Б. А. Зеленский приводит рассказ своего приятеля Лазаренко-младшего о том, как отец во время гастролей незадолго до юбилея простудился. «В. Е. продуло, и у него болела спина, да так сильно, что даже разогнуться не мог. Дирекция упросила его: «Хоть только покажитесь публике». Так вот несколько дней его водили на представление под руки и перед выходом на манеж буквально распрямляли... Все это потом сказалось на В. Е. и привело к печальному концу».
Еще по дороге Виталий Ефимович утвердился в мысли остановиться не дома, а в гостинице. Было тому две причины: первая — женился сын, и вторая — разлад с Марией. Он жил только для своей работы, жертвуя всем; находясь в постоянных разъездах, отсутствовал месяцами — какой уж тут семейный очаг... Недовольство жены все росло и росло, и вот они стоят перед разрывом.
Ему предоставили номер в «Национале». Здесь он встречался с друзьями, и главным образом с Лебедевым-Кумачом, здесь за небольшим письменным столом у окна, выходившего на любимую улицу Горького, они напряженно работали над репертуаром, отсюда пешком, теперь уже не торопливым шагом, как привык, а с долгими передышками добирался до Цветного бульвара, где полным ходом шла подготовка к юбилею.
И больше всего хлопот выпало с устройством отчетной выставки, посвященной сорокалетию творческой деятельности. Ее монтировали по всей окружности фойе, на обеих стенах.
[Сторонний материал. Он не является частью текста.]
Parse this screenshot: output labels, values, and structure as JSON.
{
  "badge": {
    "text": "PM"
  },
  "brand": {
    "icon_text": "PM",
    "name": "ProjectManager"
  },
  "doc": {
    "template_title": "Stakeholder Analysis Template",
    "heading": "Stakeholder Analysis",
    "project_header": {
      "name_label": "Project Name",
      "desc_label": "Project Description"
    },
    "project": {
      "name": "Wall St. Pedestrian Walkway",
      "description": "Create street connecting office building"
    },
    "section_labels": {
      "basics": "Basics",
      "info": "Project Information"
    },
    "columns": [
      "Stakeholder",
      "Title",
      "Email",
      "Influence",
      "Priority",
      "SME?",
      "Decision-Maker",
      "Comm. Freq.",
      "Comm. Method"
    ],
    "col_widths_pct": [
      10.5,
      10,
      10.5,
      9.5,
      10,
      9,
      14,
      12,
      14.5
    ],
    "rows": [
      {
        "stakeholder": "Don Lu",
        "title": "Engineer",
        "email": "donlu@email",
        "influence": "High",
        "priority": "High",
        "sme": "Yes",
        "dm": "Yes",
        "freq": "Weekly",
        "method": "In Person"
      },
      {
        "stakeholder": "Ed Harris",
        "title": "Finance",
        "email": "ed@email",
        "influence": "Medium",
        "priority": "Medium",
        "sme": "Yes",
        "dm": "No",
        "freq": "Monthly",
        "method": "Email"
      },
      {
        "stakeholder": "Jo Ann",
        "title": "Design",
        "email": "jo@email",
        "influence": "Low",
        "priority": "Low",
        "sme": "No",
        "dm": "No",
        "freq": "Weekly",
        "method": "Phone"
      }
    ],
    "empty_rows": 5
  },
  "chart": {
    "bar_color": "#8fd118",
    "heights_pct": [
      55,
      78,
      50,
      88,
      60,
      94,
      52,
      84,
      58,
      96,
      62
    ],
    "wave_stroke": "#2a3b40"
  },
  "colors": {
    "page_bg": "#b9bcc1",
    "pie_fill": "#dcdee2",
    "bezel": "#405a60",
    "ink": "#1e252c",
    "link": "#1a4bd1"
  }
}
Экспозиция включала сильно увеличенные фотографии, старые афиши, еще с твердыми знаками и ятями, программки, плакаты, адреса, отзывы, почетные грамоты от предприятий и воинских частей и снова снимки, снимки, снимки... Объективы фотоаппаратов запечатлели знаменитого клоуна на разных этапах его творческого пути. Сорок лет безостановочного движения вперед, долгие годы в едином строю с народом: и на фронте, и на ударной трудовой вахте, когда разворачивалась суровая битва за социализм, и в дни тяжких испытаний, и на веселых празднествах и торжествах по случаю одержанных побед. В этой слитности, в этой нераздельности со страной — вся его биография.
...Вот Виталий Ефимович беседует со знатной ткачихой Дусей Виноградовой; шуточная подпись: «Две знаменитости». А рядом — отпечатанное на листке ученической тетради длинное приглашение: «От имени семитысячного коллектива рабочих, ИТР и стахановцев фабрики имени Ногина г. Вичуга приветствуем вас, великого мастера советского социалистического искусства, и надеемся на то, что мы увидим вас на сцене нашего рабочего клуба». Разумеется, приглашение было принято. Приехал артист на родину стахановского движения в текстильной промышленности загодя, работницы водили его по цехам, знакомили с особенностями своей профессии. Позднее, в записках Лазаренко скажет, имея в виду это посещение: «Я по природе общительный человек, люблю людей, жизнь, люблю бывать на фабриках, опускаться в шахты, смотреть восхищающую тонкой рассчитанностью движений работу ткачих».
Фотокорреспондент «схватил» любимца публики стоящим на барьере Ростовского цирка, он приветствует водителей — участников прогремевшего на всю страну автопробега Москва — Каракумы; шоферы застенчиво улыбаются, смущенные неожиданным всеобщим вниманием.
А вот клоун-гражданин снят под сводами огромного, как стадион, механосборочного цеха Сталинградского тракторного завода, одного из первенцев пятилетки. Стоя на сдвинутых столах, комик рассказывает о чем-то очень веселом — не меньше тысячи собравшихся во время обеденного перерыва рабочих дружно от души хохочут, смеющимися лицами заполнена вся фотография. Еще на одном снимке клоун представлен выступающим уже не в цехе, а под открытым небом, на производственной площадке у горьковских корабелов.
На следующей фотографии публицист арены, в меховой дохе, с капюшоном, в унтах, сидит на санях, запряженных цирковыми шпицами, а рядом — три «белых медведя» — в таком виде он встречал героев-челюскинцев. А вот снимок, хорошо знакомый многим зрителям — он обошел чуть ли не все газеты и журналы. Фотокорреспондент зафиксировал артиста на высоченных ходулях, выступающим на полевом стане в недавно организованном узбекском колхозе. Зрители, в полосатых халатах и тюбетейках, сидят прямо на земле, поджав под себя ноги; четверо всадников, живописно вырисовываясь на фоне горной цепи, смотрят концерт, не слезая с коней.